Из вопросов, с которыми мне пришлось возиться, одним из наиболее интересных явился вопрос о производстве в прапорщики из унтер-офицеров в свои же полки. В Гвардейских полках это не практиковалось, а потому мы решили с Балабиным сделать «демократический» шаг и начать производить в Петрограде; но помятуя, что Корнилов произвел несколько человек, после чего получились недоразумения с Главным штабом, я сначала заручаюсь благословением Керенского, несмотря на некоторый протест со стороны Якубовича, уверяющего, что это произведет неприятное впечатление на фронте. Я доказываю, что вакансий у меня много, офицеры мне нужны и что в виде демократического опыта для слияния офицерской и солдатской среды, может быть, окажется полезным. Керенский соглашается, после чего берусь за Архангельского. Он сначала недоумевает, под какую категорию такие производства подогнать. Наконец, уговариваю его начать новую категорию «за отличия, оказанные во время революции и при установлении порядка после нее». Затем объясняю свою идею начальникам частей, прошу их растолковать офицерам, чтобы они, со своей стороны, помогли новоиспеченным прапорщикам уразуметь офицерское достоинство. Норму устанавливаю для начала 12–15 человек на батальон. Представления делаются начальством, но с рекомендацией батальонного комитета.
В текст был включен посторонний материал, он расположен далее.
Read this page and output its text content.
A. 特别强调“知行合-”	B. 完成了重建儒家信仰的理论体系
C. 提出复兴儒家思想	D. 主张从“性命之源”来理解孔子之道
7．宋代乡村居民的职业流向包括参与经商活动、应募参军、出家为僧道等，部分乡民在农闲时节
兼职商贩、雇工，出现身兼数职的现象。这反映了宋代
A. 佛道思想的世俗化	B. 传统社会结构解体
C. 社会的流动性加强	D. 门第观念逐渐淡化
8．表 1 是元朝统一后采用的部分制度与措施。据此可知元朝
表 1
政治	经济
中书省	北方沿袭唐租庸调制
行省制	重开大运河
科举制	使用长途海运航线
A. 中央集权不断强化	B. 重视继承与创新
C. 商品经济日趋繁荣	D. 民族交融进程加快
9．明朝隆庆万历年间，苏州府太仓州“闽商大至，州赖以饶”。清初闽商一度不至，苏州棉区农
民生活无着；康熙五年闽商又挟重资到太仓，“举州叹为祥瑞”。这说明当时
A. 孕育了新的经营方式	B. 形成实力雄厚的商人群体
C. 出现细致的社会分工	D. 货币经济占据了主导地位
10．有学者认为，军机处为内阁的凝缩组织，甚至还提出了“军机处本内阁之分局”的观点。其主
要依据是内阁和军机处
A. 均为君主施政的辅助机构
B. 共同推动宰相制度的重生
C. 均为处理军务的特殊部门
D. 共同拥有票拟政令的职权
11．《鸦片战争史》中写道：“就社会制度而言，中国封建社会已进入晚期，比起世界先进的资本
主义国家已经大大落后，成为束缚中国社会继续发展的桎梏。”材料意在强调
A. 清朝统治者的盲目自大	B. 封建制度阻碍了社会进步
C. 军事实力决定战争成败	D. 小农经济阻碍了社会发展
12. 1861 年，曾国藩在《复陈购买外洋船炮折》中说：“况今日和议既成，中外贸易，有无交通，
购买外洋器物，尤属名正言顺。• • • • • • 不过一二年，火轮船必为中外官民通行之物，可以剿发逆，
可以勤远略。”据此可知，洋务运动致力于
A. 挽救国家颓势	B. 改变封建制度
Для ускорения дела, везу списки лично Керенскому и с его резолюцией посылаю в Главный штаб. Относительно 1-й и 3-й дивизий, также стрелков, провожу дело быстро. Но насчет 2-й дивизии, особенно Московского и Гренадерского полков, Керенский весьма резонно протестует, говоря: «Какой же у них установлен порядок?» Соглашаюсь и не настаиваю, но Кузьмин, почему-то чувствующий симпатии к хулиганам 2-й дивизии, берет списки и, после некоторых неудачных атак, в конце концов добивается от Керенского согласия.
Собираю новопроизведенных в штаб и произношу речь, объясняя им, что они должны быть связующим звеном между казармой и офицерским собранием. Вскоре выясняются выгоды и невыгоды моего опыта. — У семеновцев начальство радуется, ибо новые прапорщики позволяют себе по отношению к солдатам гораздо больше в смысле строгости, чем могут старые офицеры. Зато из некоторых других частей получаются менее утешительные сведения: «Надел погоны офицерские, значит, продался буржуям». Вот и угадай демократические настроения.
Довольно характерный образец недоверия к начальству обозначился в вопросе о переформировании гвардейских запасных батальонов в резервные полки. Приказ об этом был издан Корниловым, но остался неисполненным ввиду противодействия со стороны Совета и комитетов. Сколько я не допрашиваю, не могу добиться никаких основательных резонов этого противодействия. Либо просто Совет желает сохранить как можно больше анархии, либо солдаты опасаются, что с переменой штатов будет больше офицеров. Между тем трудность управления батальонами с наличным составом в 7–9 тысяч — очень большая. Почти все батальоны разбили свои роты на литерные роты и фактически живут как полки, но боятся официально объявить себя переформированными, чтобы не навлечь на себя неудовольствия Совета… Не настаиваю, но, гуляя по казармам, понемногу внушаю солдатам идею о том, что это переформирование для них же будет удобнее.
С Советом мало-помалу у меня устанавливаются дружелюбные отношения: с Чхеидзе[133] впервые встречаюсь на довольно оригинальной церемонии отправки знамени Сосненскому полку от социал-демократической партии. Для этой комедии наряжаю роту преображенцев к Думе, даю отдельный вагон для депутации и караула со знаменем, для путешествия на фронт.